— Вот курвы, — скривился самодержец. — А такие оба сладкие.
— Есть один человек, который в самый раз, — заговорщицки сказал я. — Верный и надежный.
— Кто такой? — оживился гарант. — Фамилия.
— Пу-тин, — по слогам сказал я. — Владимир Владимирович.
— Гм-м, — наморщил он лоб. — Это который у меня директор ФСБ?
— Точно.
— Даже не знаю, что и сказать, — почесал нос Ельцин. — Мутный он какой-то. Хотя хватка будь здоров. Взял и подловил Скуратова[249] на бабах… Но какой из него президент? Для России нужен гренадер, как я! — ткнул себя в грудь. — А у него рост метр шестьдесят с ботинками.
— Мал золотник да дорог, — изрек со своего трона Панчен — Лама. — Это именно тот случай.
— А почему я собственно должен вам верить? — подозрительно обведя лам глазами, вопросил Ельцин.
— Кто не поверил, тех уже нет, а другие далече, — бесцветно сказал я. — Например Улаф Пальме или тот же Михаил Сергеевич.
— Этот мудак тоже был здесь?! — вскинул брови гарант, имея в виду бывшего партийного соратника.
— Был. — И плохо кончил. Вот к чему приводит неверие.
— Я это свидетельствую, — торжественно прогудел Кайман. — От имени великого Будды!
— Да, дела, в тудыт тебе качель, — озадачился Ельцин. — Даже выпить захотелось.
Я взглянул на Каймана, тот понимающе кивнул, «динь-дили-динь» пропел в его руке колокольчик.

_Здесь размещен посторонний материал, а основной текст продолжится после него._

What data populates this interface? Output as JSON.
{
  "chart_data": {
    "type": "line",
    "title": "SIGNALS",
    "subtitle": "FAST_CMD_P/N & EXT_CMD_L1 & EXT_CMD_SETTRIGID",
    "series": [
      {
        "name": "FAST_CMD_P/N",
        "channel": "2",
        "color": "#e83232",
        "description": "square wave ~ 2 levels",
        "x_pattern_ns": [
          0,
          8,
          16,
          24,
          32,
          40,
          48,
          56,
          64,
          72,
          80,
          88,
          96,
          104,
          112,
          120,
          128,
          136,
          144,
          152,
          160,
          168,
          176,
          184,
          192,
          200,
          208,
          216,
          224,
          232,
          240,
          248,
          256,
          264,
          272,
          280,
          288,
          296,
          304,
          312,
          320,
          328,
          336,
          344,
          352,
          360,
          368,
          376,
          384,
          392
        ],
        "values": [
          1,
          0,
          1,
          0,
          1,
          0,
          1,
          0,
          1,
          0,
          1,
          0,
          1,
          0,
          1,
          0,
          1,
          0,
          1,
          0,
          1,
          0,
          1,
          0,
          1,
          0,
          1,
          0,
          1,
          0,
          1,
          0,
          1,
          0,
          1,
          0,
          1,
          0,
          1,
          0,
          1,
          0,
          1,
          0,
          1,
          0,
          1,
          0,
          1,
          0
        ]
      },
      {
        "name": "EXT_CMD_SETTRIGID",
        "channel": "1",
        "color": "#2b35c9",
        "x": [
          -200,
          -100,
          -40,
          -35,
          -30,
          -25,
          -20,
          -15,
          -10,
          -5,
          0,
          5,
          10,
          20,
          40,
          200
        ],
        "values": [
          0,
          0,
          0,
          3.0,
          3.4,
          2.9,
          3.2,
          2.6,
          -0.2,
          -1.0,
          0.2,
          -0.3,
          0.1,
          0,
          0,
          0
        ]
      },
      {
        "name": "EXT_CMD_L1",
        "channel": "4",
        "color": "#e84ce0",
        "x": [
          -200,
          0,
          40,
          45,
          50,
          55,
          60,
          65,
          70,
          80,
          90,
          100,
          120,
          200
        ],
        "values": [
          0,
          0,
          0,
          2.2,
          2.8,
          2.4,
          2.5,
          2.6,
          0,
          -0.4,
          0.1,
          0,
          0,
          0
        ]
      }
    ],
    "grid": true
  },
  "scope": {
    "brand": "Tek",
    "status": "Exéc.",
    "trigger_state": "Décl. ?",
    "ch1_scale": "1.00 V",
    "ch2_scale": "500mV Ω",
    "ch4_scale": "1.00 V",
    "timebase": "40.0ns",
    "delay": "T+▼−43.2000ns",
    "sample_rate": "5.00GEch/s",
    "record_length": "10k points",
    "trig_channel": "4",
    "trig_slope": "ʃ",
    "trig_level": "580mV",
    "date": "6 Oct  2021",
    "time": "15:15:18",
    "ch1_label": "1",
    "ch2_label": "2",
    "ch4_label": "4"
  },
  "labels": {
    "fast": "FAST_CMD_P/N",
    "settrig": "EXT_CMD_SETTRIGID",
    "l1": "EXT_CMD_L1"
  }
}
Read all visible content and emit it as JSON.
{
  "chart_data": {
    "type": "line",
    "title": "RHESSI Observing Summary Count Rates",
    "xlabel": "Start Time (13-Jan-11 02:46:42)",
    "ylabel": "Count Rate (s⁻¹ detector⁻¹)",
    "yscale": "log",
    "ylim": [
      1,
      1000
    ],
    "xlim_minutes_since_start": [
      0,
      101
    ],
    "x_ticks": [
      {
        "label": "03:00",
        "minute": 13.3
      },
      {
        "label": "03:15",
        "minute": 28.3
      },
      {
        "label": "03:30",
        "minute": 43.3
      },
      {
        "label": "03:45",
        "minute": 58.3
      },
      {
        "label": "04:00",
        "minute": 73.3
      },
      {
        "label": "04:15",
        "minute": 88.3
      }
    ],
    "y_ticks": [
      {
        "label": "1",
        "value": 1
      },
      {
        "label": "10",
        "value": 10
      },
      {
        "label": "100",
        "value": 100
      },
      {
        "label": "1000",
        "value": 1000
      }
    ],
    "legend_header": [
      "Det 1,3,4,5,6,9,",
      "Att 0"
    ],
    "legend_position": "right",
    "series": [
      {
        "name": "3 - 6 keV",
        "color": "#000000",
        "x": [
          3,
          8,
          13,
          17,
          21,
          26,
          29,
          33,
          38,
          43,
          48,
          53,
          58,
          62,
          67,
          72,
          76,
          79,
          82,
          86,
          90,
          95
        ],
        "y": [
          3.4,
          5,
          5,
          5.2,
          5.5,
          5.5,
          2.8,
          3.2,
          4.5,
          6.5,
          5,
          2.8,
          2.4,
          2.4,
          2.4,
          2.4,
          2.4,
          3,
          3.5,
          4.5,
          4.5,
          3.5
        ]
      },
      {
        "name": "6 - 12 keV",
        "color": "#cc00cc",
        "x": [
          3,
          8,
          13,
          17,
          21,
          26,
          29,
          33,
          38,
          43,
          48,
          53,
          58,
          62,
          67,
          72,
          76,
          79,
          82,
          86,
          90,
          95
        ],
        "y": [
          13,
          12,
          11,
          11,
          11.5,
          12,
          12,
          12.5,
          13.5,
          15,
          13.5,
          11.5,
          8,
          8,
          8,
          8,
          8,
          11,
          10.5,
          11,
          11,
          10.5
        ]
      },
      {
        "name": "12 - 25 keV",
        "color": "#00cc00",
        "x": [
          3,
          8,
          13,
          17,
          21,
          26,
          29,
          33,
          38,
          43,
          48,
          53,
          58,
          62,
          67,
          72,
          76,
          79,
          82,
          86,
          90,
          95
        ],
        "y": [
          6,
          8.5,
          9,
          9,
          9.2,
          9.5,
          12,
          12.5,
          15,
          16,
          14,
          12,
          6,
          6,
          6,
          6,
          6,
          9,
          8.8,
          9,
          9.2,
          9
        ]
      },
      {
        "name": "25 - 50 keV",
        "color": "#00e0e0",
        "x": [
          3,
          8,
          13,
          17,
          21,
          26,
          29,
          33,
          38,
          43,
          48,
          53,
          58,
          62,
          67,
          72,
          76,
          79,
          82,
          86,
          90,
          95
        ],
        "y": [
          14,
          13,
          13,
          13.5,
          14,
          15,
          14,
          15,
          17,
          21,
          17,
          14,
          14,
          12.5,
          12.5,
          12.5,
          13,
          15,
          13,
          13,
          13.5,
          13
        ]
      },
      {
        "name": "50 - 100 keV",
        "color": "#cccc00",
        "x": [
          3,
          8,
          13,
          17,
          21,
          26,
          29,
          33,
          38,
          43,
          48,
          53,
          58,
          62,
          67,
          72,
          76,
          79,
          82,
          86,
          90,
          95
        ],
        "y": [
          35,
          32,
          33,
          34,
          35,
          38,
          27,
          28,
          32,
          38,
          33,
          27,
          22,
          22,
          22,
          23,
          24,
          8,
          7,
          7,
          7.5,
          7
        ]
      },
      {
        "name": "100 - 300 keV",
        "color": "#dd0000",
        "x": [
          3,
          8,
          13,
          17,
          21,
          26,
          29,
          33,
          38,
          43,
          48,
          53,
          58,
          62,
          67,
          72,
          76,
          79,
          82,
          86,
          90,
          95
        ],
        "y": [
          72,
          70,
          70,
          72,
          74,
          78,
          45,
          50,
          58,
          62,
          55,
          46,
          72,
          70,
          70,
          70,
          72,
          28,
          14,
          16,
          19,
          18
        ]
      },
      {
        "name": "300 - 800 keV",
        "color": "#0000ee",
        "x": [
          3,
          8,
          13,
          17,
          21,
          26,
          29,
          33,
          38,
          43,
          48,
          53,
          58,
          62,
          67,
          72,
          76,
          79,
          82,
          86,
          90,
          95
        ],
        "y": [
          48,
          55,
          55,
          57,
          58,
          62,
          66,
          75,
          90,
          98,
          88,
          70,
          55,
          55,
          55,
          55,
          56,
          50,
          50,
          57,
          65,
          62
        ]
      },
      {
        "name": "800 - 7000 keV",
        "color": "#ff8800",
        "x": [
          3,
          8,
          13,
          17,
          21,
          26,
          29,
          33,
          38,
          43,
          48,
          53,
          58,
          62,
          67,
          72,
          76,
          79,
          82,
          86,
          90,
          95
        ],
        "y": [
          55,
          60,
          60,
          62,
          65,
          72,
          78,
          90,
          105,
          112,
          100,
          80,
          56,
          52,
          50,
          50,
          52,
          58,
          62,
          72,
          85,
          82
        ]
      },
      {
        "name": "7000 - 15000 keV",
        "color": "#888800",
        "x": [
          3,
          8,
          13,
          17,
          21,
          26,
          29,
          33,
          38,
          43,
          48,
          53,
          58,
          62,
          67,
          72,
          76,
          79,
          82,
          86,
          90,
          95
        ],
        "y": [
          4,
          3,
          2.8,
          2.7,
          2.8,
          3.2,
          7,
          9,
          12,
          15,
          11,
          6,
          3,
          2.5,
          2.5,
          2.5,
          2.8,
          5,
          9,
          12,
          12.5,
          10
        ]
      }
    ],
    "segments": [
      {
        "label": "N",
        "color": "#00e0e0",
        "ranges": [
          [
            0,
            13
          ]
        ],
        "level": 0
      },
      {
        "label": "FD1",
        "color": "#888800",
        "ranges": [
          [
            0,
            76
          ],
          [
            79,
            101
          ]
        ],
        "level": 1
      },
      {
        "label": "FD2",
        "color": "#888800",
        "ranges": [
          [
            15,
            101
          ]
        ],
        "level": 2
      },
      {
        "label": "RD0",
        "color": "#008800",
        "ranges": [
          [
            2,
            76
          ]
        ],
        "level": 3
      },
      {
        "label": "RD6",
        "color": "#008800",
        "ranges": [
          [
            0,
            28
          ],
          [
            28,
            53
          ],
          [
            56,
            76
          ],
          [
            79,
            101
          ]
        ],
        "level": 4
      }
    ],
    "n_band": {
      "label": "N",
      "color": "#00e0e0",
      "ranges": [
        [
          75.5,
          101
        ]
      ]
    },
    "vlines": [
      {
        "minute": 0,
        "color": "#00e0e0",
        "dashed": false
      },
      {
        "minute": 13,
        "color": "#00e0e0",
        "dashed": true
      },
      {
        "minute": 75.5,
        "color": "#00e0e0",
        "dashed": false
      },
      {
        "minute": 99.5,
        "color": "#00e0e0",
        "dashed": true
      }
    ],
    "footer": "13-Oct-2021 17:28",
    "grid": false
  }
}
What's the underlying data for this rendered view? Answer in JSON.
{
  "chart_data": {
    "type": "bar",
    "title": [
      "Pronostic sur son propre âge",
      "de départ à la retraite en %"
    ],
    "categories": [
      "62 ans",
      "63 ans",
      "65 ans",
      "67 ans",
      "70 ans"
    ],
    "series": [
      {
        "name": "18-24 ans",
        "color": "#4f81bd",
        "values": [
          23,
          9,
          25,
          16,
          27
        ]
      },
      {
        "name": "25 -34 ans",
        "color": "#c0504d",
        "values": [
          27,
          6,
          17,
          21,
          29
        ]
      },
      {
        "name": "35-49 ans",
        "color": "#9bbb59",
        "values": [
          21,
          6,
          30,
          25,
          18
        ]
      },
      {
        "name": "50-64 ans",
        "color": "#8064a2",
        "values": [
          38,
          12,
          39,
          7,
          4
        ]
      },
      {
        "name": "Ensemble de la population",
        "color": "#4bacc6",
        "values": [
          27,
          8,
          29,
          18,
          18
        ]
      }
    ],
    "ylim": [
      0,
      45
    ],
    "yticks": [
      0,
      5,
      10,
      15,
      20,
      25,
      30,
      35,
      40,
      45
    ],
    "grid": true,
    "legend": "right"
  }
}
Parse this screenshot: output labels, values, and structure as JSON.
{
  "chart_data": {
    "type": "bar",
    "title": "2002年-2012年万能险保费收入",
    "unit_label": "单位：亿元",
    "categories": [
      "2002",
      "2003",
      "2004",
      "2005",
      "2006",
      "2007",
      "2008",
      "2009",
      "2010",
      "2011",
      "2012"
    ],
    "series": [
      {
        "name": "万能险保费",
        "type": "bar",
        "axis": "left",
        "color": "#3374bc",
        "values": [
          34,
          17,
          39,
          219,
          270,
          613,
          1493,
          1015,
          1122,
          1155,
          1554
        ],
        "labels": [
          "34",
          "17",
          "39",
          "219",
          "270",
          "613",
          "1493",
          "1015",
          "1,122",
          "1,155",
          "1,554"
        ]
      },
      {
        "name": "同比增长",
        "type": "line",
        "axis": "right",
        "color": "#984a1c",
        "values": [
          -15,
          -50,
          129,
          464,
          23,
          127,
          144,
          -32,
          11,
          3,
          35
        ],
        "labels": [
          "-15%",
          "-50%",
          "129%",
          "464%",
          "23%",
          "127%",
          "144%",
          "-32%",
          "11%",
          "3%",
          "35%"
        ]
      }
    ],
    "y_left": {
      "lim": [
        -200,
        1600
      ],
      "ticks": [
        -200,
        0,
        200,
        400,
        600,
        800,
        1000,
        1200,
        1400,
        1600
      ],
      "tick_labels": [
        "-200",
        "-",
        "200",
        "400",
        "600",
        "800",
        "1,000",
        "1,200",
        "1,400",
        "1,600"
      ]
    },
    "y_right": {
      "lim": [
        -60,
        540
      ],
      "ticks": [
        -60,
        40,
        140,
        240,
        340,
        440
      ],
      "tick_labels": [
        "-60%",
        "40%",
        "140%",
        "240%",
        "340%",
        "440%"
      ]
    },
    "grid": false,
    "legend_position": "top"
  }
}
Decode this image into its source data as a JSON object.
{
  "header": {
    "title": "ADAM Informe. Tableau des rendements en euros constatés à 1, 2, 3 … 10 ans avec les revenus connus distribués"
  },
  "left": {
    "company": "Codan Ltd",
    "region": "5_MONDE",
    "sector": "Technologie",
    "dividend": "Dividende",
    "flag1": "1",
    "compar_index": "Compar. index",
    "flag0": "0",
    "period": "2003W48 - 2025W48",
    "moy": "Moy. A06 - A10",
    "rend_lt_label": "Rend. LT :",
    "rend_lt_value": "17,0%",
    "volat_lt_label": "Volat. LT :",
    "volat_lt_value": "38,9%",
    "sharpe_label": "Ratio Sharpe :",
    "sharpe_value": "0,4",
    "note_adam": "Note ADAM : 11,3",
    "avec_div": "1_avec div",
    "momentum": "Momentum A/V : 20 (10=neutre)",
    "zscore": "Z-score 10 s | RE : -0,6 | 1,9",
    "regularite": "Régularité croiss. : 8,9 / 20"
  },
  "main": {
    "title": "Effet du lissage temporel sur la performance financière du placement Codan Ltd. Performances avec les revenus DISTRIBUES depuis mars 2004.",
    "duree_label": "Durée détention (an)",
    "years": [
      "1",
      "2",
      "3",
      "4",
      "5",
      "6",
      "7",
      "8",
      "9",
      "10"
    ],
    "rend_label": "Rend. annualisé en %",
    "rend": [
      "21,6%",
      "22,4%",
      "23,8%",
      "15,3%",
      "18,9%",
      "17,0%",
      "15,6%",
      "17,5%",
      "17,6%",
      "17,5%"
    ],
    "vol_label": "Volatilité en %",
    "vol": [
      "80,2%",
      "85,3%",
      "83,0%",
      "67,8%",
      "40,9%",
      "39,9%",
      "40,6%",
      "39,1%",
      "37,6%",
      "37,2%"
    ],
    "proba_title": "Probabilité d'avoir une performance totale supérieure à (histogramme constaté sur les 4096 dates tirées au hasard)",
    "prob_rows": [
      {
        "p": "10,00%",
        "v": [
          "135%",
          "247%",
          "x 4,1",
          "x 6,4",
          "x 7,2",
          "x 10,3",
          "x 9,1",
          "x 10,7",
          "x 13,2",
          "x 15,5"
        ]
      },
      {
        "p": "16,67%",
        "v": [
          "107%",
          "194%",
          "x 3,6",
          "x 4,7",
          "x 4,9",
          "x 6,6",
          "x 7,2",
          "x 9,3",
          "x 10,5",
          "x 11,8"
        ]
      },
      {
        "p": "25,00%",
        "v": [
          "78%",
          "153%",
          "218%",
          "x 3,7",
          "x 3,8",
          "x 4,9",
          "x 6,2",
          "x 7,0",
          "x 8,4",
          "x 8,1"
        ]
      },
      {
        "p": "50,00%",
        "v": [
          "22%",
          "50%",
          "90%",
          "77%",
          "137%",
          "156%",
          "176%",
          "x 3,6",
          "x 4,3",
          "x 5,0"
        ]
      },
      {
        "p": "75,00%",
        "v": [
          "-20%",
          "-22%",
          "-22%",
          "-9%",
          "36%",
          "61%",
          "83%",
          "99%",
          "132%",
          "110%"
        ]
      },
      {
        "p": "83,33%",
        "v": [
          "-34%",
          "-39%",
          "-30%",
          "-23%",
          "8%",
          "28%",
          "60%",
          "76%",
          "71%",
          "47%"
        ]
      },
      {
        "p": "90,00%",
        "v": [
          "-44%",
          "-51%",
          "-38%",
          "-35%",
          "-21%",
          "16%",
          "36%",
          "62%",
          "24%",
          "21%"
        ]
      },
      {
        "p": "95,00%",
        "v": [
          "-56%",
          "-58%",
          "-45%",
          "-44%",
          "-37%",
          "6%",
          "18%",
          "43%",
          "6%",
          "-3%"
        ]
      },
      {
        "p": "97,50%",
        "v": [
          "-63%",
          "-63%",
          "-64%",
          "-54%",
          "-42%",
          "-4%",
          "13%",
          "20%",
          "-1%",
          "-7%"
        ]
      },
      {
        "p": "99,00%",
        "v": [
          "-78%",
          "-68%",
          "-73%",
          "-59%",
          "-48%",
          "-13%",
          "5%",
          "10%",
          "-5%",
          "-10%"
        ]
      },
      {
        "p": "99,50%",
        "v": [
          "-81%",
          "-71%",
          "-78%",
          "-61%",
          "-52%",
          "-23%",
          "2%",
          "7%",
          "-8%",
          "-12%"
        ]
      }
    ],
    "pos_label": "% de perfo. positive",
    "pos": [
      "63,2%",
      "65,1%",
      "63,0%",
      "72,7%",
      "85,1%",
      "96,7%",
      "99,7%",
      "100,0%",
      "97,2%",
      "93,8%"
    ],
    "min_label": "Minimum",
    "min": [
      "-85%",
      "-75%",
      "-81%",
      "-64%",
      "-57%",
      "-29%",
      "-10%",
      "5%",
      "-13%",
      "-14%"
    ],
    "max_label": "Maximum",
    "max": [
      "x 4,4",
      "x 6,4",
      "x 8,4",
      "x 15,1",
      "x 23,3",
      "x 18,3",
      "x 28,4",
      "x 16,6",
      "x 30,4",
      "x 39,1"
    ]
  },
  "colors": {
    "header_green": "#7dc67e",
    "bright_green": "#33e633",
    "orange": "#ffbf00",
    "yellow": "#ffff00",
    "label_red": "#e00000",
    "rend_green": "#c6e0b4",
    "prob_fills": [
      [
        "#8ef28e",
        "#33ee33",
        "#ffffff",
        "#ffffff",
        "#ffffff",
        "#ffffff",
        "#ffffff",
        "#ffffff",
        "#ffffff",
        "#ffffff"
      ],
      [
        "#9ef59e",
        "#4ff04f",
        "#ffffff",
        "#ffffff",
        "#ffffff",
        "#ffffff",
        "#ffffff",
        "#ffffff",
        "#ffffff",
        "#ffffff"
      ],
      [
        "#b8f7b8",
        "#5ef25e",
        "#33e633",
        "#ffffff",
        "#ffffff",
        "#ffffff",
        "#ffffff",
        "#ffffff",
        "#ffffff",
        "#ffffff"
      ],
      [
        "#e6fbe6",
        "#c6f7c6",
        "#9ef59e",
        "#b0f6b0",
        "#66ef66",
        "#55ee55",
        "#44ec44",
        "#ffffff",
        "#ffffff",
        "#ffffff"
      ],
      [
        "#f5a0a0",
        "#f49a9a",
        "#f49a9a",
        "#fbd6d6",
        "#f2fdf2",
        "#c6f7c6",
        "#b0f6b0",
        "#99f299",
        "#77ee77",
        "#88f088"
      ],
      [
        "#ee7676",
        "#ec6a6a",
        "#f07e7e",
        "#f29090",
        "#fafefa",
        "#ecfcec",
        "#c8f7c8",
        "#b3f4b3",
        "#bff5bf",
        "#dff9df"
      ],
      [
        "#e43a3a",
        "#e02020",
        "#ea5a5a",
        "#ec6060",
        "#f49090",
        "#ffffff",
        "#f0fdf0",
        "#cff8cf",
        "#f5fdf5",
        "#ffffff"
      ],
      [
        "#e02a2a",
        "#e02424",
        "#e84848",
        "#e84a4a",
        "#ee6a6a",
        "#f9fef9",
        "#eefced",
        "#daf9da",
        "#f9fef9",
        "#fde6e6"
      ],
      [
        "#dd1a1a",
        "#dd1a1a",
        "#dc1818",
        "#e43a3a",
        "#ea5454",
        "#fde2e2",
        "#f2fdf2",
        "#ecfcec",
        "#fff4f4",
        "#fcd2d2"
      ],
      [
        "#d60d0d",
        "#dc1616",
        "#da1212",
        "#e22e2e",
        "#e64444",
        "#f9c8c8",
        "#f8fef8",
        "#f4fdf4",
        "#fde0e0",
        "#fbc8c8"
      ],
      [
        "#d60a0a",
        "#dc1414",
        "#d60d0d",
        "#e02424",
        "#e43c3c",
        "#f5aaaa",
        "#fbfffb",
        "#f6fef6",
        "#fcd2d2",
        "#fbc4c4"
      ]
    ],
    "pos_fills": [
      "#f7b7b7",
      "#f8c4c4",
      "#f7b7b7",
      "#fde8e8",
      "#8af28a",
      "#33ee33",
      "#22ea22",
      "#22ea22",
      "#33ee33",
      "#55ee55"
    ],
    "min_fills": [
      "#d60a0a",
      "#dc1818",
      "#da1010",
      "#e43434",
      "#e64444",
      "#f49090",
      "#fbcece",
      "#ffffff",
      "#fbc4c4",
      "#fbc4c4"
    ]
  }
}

В чуть приоткрывшуюся дверь скользнул монах, просеменил к иерарху, тот что-то шепнул ему на ухо.
Служитель молча поклонился и исчез. Нетленной тенью.
— Ну, так что, как говорят у русских попов «по лампадке?» — щелкнул я себя по кадыку пальцем через несколько минут, обращаясь к погрузившемуся в нирвану президенту.
— Да, без бутылки тут хрен поймешь, — вернулся он в объективную реальность. — Приглашайте, черти!
Кайман молча встал со своего трона, сунув в подставку жезл и величаво спустился с возвышения. Далее шагнул за него, давнув скрытую в стене кнопку. Одна из панелей бесшумно откатилась в сторону, открыв потайную дверь, после чего иерарх сделал Ельцину приглашающий знак рукою.
Тот, с кряхтеньем встав, зашагал в нужном направлении.
В просторном изыскано отделанном помещении (то была комната отдыха) был накрыт стол с холодными закусками, на котором красовались несколько бутылок маотая.
— Прошу, — уселся во главе стола Кайман. Мы с гарантом, разойдясь в стороны, расположились друг против друга.
Далее, на правах хозяина, иерарх наполнил рюмки, Ельцин, покашляв в кулак, огласил тост за содружество наций, после чего все дружно дернули головами.
— Хороша водка черт! — крякнул вслед за этим гарант, нюхнув корочку хлеба — А соленого огурца нету?
— Увы, — выдохнул воздух приятель. — Мы же китайцы.
— Ну, тогда давай по второй, — махнул рукой европеец. — Где наша не бывала!
Дернули по второй. Бледные щеки самодержца порозовели.
Вскоре обстановка за столом стала непринужденной — гость начал величать иерарха Пашкой, а меня Иваном, вслед за чем пожелал песен.
«Хорошо не танцев» подумал я. Вслед за чем Кайман вызвал монаха, и тот притащил гитару.
Сначала под чутким руководством были исполнены «Степь да степь кругом», далее «По тундре», а в заключение «Интернационал». Сказались гены коммуниста.
Когда же нетвердо ступающего гаранта в тиаре Панчен — Ламы (Кайман подарил ее на память), охрана бережно выводила из дворца, он поочередно нас облобызал, обещая прислать вагон паюсный икры, а затем, подмигнул мне. — Так значит, говоришь Путин?
— А вроде ничего мужик, — сказал Кайман, после того, как грузное тело загрузили в «мерседес», и кортеж покатил от дворца, направляясь в сторону аэропорта.
— Ничего, — согласился я. — Когда спит зубами к стенке.